Ron Gregg, one crutch under an arm as he rested his wrapped foot over a railing at a Wallick family picnic, summer 1986.


Ron was running the business he created in 1980 – Outdoor Research, better known as OR – out of the basement of a rental house, designing and making clothing and supplies for outdoor recreation – gators, hats, gloves, first aid kits. I was given, and still have, lots of great Gore-Tex gear. When Ron designed the Gore-Tex rain hat dubbed the Seattle Sombrero and asked my opinion, I told him it was the ugliest thing I’d seen and I’d never wear one. Good thing he didn’t listen; it went on to be one of the most successful products OR produced and still sells well to this day. (I have – and wear – two!)

Ron and I had a memorable first date. He picked me up at my mother’s townhouse, on crutches with his foot in a cast, a canoe strapped to the top of his beat-up 1964 Dodge Dart. He was going to take me boating on a mountain lake in eastern Washington, an all-day excursion. Because it was his right foot in a cast, he drove by using his left foot for both gas and brake. I fought with myself about getting in that car, with a stranger, thoughts of Ted Bundy flashing through my mind, but Ron was charming and so seemingly trustworthy that I went. So glad I did.

Eclectic in his interests, Ron regularly attended the Seattle Symphony. (He played violin as a kid but the only instrument I saw him play as an adult was the kazoo.) It was on one of those dates that I first heard The Planets and finally found classical music I could love. In the five years Ron and I dated, I heard the Seattle symphony play The Planets twice, and Ron gave me a cassette tape of the symphony. When we listened to The Planets in the car, he’d pretend to conduct with his right hand and arm, always with lots of gusto during the dramatic parts. I learned to lean toward the passenger window.

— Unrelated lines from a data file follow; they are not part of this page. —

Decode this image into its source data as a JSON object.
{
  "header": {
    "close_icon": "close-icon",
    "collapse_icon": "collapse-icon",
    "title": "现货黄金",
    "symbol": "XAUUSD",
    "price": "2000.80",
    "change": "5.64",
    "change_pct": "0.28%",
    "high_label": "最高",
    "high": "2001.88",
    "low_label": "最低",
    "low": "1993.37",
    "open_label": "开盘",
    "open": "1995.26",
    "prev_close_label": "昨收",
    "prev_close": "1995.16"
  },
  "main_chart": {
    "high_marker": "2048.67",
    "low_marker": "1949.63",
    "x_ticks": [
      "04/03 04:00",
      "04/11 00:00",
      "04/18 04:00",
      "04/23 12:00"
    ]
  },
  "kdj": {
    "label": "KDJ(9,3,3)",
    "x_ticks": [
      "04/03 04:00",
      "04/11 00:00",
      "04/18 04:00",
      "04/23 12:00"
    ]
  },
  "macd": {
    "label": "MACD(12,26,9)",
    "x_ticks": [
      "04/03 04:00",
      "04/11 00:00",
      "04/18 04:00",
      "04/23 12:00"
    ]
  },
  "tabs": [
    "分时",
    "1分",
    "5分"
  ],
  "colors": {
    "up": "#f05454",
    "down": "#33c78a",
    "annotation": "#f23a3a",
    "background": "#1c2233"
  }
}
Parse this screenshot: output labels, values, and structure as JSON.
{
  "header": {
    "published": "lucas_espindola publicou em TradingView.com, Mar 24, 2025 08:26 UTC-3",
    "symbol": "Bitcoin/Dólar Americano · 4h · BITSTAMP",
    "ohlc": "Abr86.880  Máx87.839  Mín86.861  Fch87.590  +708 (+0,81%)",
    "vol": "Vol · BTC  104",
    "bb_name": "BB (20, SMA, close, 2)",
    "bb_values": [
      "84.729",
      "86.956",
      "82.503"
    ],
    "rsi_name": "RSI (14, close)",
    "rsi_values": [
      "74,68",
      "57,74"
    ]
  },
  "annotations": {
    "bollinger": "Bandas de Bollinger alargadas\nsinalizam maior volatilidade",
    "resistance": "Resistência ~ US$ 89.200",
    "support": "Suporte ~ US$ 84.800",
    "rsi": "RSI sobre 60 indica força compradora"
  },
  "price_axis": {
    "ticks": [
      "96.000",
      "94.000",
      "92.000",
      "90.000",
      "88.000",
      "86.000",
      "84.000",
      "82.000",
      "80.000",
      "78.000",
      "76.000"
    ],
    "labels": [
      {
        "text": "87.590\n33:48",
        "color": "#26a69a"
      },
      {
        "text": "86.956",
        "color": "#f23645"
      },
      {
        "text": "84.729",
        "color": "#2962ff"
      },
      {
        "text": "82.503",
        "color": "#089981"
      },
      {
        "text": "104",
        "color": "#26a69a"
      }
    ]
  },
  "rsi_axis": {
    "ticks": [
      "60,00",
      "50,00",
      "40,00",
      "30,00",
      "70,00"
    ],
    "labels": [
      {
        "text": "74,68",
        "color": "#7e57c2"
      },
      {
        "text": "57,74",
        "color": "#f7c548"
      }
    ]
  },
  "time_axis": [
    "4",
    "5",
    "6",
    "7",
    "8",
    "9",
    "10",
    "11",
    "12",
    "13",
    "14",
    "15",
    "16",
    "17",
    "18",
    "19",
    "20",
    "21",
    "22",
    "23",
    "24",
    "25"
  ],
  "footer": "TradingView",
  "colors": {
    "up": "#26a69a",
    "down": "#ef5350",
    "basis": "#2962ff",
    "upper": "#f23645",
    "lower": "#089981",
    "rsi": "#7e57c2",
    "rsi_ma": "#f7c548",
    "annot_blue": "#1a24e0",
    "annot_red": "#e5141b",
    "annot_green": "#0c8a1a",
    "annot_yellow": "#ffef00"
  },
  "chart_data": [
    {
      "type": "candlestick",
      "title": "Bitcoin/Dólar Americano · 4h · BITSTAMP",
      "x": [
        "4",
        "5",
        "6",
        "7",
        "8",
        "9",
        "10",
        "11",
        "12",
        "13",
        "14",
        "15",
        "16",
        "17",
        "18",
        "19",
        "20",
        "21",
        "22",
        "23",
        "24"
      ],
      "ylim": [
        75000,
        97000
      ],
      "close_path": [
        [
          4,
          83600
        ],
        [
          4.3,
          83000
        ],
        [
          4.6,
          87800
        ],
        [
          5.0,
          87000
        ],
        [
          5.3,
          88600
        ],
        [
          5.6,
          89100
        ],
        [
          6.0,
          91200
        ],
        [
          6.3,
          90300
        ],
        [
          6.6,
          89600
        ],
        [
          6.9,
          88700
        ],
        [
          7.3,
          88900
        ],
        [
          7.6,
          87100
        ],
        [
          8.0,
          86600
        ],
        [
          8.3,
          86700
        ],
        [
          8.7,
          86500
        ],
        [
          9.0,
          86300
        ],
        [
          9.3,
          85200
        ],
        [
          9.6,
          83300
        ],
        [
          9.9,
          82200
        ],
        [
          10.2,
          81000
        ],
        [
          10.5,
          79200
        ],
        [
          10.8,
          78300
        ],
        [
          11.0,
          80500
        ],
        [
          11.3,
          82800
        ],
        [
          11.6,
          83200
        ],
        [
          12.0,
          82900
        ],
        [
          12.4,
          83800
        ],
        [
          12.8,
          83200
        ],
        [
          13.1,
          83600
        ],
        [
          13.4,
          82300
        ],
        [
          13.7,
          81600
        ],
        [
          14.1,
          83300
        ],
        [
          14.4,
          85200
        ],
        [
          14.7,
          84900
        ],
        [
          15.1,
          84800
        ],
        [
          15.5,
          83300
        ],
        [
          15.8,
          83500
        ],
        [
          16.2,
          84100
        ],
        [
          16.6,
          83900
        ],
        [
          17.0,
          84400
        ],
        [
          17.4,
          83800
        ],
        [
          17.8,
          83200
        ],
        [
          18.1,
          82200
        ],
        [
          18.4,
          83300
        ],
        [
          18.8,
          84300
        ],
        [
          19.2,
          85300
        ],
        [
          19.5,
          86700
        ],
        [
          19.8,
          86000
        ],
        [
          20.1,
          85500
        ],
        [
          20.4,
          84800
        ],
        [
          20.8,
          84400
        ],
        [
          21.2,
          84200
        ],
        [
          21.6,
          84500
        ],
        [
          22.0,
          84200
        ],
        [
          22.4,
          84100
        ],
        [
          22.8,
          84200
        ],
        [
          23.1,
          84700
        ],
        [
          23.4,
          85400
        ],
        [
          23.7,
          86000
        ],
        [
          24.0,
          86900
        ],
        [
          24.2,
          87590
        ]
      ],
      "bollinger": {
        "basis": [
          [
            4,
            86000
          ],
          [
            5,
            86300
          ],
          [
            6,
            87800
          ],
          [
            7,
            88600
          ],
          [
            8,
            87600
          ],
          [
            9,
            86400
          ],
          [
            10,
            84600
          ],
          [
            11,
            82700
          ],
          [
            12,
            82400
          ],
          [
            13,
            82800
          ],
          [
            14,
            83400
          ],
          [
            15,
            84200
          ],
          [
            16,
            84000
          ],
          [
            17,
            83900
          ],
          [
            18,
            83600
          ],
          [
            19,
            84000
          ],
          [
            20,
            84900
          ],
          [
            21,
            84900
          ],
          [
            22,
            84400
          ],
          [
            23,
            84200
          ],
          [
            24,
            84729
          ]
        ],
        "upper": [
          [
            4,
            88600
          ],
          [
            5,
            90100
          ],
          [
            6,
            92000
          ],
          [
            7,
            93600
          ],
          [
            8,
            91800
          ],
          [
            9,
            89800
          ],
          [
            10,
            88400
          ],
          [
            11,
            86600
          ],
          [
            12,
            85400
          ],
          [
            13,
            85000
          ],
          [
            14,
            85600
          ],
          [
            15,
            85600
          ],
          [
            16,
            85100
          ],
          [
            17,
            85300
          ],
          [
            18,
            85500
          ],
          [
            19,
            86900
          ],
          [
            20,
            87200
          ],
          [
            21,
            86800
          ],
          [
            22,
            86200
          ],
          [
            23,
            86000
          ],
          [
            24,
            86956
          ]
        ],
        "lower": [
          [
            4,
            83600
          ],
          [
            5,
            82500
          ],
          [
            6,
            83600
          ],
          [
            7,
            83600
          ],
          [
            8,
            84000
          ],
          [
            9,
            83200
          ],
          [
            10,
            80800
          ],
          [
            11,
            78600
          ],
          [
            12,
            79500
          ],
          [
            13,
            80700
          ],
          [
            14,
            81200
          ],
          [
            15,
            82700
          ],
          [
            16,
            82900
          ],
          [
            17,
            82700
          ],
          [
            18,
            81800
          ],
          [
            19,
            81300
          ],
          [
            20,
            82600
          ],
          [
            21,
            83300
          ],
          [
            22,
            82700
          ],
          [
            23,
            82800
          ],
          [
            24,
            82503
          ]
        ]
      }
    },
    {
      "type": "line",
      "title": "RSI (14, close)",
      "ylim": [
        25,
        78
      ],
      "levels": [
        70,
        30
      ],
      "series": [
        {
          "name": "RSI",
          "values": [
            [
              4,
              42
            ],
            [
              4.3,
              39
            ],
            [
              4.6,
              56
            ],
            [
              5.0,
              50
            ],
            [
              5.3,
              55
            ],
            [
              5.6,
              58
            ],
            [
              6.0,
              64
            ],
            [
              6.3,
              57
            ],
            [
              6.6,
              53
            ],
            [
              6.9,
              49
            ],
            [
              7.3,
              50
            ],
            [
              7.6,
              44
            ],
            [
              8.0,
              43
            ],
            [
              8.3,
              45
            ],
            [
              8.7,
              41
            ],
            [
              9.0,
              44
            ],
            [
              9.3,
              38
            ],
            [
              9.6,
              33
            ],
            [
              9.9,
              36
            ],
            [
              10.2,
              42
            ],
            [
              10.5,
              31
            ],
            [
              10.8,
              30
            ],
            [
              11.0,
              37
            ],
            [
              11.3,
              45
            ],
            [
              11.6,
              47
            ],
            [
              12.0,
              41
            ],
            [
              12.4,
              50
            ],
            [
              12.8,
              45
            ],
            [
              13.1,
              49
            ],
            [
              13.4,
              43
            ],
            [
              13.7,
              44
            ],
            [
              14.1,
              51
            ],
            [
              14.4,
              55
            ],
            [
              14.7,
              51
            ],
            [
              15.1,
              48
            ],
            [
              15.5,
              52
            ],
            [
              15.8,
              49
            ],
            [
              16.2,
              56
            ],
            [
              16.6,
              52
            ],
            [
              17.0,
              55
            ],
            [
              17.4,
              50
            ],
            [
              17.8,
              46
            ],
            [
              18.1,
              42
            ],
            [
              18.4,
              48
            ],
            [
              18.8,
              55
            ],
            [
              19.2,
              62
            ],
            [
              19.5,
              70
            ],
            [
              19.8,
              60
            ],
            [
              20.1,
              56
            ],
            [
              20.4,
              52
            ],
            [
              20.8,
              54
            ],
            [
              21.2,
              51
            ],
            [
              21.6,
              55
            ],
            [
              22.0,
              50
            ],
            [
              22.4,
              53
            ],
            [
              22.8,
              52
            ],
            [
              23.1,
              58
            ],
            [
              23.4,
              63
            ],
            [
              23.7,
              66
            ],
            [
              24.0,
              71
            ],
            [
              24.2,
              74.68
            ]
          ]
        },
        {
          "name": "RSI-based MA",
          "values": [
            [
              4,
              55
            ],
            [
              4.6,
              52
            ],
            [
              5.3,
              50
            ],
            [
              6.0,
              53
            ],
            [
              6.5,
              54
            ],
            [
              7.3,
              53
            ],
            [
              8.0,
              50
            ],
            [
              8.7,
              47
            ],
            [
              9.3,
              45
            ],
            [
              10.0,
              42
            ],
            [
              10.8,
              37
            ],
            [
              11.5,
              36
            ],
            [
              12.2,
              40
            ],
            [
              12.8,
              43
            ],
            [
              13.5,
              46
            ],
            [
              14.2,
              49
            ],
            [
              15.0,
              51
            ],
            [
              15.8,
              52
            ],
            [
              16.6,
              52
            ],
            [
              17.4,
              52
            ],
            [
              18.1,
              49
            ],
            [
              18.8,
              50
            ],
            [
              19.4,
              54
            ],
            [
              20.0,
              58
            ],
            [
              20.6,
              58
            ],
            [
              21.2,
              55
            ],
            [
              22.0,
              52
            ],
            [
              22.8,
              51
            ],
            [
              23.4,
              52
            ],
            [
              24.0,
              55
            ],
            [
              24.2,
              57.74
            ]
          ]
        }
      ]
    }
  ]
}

I upgraded to a CD version of The Planets years later. (I’m listening to it as I type this.)

Backcountry skiing Scottish Lakes, Washington Cascades with Ron Gregg, May 1991.

Backcountry skiing Scottish Lakes, Washington Cascades with Ron Gregg, May 1991.

Ron had boundless energy, was incredibly strong, and a natural athlete. He taught me to white water kayak and telemark/backcountry ski. My first introduction to Idaho was thanks to Ron, a kayaking trip on the Middle Fork of the Salmon River around 1988. We came back twice more and also boated some of Idaho’s other rivers. We skied at Brundage during Winter Carnival one winter. Even though we broke up in 1991, we always remained friends. In the early 2000s, when I shared with Ron my dream of leaving the noise and traffic of Seattle behind and creating a dog boarding and training facility in rural Idaho, he – by then very successful with OR – was enthusiastic and willing to buy the land on which I could do that. We talked about it again in January 2003 as I planned my first scouting trip to Idaho. Two months later, on March 17, Ron was killed in an avalanche in Kokanee Glacier Provincial Park, B.C., just shy of his 55th birthday.

One key paragraph from his obituary gives a sense of who Ron Gregg was: “Ron was a life-long learner and self-proclaimed expert on all subjects, whose enthusiasm for life and whose keen fashion sense set him apart. His generous nature, his dependable, loyal friendship, his dance moves, obfuscating verbiage, puns and smirking countenance will be missed by family and friends too numerous to count. Knowing him has made the world a more colorful place.”

The “keen fashion sense” = gawd-awful velour pullover shirts and other unusual choices. Ron did not follow trends. Anyone watching him dance dissolved into laughter, which seemed to egg him on; he loved making people laugh. He was wicked smart, but never made anyone else feel stupid. He wasn’t about being better than anyone else; he was all about helping you reach your potential and hoping you might enjoy tagging along with him.

Ron passed the Malamute test; my dog Opus clearly loved him.

Ron passed the Malamute test; my dog Opus clearly loved him.

I’ve spent much of today listening to The Planets, thinking about Ron and all the adventures we went on together, and about how much I’ve missed his friendship and support over these past 15 years. Ron and The Planets will always be inextricably tied in my memory. Thanks, NPR and Gustav Holst, for sending me down this nostalgic rabbit hole.